By Western standards, GreenGen is a secretive place; weeks of repeated requests for interviews and a tour met with no reply. When I visited anyway, guards at the site not only refused admittance but wouldn’t even confirm its name. As I drove away from the entrance, a window blind cracked open; through the slats, an eye surveyed my departure.

The silence, in my view, is foolish. GreenGen is a billion-dollar facility that extracts the carbon dioxide from a coal-fired power plant and, ultimately, will channel it into an underground storage area many miles away. Part of a coming wave of such carbon-eating facilities, it may be China’s—and possibly the planet’s—single most consequential effort to fight climate change.

Because most Americans rarely see coal, they tend to picture it as a relic of the 19th century, black stuff piled up in Victorian alleys. In fact, a lump of coal is a thoroughly ubiquitous 21st-century artifact, as much an emblem of our time as the iPhone. Today coal produces more than 40 percent of the world’s electricity, a foundation of modern life. And that percentage is going up: In the past decade, coal added more to the global energy supply than any other source.

Nowhere is the preeminence of coal more apparent than in the planet’s fastest-growing, most populous region: Asia, especially China. In the past few decades, China has lifted several hundred million people out of destitution—arguably history’s biggest, fastest rise in human well-being. That advance couldn’t have happened without industrialization, and that industrialization couldn’t have happened without coal.
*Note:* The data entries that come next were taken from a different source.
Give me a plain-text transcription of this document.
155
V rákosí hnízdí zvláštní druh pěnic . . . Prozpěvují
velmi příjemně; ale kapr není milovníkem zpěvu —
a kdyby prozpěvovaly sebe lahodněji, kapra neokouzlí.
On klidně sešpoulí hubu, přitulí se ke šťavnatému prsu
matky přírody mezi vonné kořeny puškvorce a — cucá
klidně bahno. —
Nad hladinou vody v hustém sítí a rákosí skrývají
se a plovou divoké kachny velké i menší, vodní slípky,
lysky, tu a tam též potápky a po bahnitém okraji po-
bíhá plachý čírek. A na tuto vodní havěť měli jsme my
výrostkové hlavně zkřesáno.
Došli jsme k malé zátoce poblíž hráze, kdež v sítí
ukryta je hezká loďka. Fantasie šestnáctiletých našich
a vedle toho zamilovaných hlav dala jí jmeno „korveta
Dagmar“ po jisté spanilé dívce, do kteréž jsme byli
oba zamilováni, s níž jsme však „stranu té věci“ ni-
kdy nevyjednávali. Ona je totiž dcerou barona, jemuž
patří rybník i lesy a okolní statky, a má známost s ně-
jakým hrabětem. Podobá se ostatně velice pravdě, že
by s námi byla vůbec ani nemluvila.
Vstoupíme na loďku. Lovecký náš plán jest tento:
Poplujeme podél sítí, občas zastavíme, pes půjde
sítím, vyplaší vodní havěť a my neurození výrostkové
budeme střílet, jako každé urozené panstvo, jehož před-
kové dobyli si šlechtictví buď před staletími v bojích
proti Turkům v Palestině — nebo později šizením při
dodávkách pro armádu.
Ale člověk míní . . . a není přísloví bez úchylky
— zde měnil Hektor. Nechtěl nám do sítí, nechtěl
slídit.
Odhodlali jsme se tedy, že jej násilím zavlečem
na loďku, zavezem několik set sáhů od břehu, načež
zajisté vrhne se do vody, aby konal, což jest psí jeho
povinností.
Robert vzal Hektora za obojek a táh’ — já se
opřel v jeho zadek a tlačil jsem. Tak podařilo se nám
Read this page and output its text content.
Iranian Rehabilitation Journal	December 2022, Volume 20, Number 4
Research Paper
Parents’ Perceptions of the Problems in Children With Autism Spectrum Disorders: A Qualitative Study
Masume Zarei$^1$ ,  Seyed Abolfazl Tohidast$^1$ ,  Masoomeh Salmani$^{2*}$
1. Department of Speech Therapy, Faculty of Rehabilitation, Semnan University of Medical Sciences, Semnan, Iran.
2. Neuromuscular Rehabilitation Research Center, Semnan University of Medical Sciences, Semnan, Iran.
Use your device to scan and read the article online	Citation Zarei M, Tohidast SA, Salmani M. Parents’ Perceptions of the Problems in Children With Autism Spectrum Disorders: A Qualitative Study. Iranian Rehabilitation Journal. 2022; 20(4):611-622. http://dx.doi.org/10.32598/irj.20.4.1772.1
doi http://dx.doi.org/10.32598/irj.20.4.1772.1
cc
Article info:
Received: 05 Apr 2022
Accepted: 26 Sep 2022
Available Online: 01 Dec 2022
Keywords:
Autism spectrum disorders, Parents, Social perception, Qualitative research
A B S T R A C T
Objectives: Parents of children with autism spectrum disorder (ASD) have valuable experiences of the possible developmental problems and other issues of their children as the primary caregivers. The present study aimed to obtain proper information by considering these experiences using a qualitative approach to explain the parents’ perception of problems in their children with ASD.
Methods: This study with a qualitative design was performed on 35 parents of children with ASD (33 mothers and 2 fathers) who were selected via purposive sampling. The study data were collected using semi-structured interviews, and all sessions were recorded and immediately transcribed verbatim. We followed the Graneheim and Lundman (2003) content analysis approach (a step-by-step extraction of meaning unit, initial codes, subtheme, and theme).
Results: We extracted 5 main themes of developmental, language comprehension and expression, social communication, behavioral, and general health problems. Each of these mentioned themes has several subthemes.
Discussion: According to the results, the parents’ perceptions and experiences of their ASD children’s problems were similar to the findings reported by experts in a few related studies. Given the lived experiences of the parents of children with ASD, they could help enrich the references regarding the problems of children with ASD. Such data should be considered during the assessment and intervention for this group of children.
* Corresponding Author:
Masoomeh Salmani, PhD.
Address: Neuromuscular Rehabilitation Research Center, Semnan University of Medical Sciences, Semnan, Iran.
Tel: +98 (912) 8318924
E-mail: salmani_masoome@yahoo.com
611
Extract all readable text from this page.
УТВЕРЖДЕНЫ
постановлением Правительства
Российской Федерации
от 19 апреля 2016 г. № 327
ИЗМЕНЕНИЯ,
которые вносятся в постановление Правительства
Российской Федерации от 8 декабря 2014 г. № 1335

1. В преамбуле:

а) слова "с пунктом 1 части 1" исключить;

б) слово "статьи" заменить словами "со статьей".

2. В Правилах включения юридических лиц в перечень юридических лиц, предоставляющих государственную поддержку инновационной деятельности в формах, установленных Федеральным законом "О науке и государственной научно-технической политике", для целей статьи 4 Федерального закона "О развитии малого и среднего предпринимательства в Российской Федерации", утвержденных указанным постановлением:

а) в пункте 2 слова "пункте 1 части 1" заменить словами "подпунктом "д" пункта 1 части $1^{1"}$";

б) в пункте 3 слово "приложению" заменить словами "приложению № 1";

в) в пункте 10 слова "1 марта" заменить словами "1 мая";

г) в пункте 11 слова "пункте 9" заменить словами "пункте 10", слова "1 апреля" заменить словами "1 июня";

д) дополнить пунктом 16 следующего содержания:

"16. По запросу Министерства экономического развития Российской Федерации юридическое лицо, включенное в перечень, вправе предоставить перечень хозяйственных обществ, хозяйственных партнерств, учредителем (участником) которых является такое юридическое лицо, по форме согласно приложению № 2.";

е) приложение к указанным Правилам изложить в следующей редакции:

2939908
More than three-quarters of China’s electricity comes from coal, including the power for the giant electronic plants where iPhones are assembled.

More coal goes to heating millions of homes, to smelting steel (China produces nearly half the world’s steel), and to baking limestone to make cement (China provides almost half the world’s cement). In its frantic quest to develop, China burns almost as much coal as the rest of the world put together—a fact that makes climatologists shudder.

China already emits one-quarter of the world’s greenhouse gases, more than any other country. The International Energy Agency (IEA), a Paris-based think tank sponsored by 28 developed nations, estimates that Beijing will double its ranks of coal-fired power plants by 2040. If that happens, China’s carbon dioxide figures could double or even triple. “Coal is too low-cost, too plentiful, and too available from reliable sources to be replaced,” says fuel analyst John Dean, president of the JD Energy consulting firm. “China is putting in solar and wind power at a tremendous pace, but it will have to use more and more coal just to keep up with rising demand.”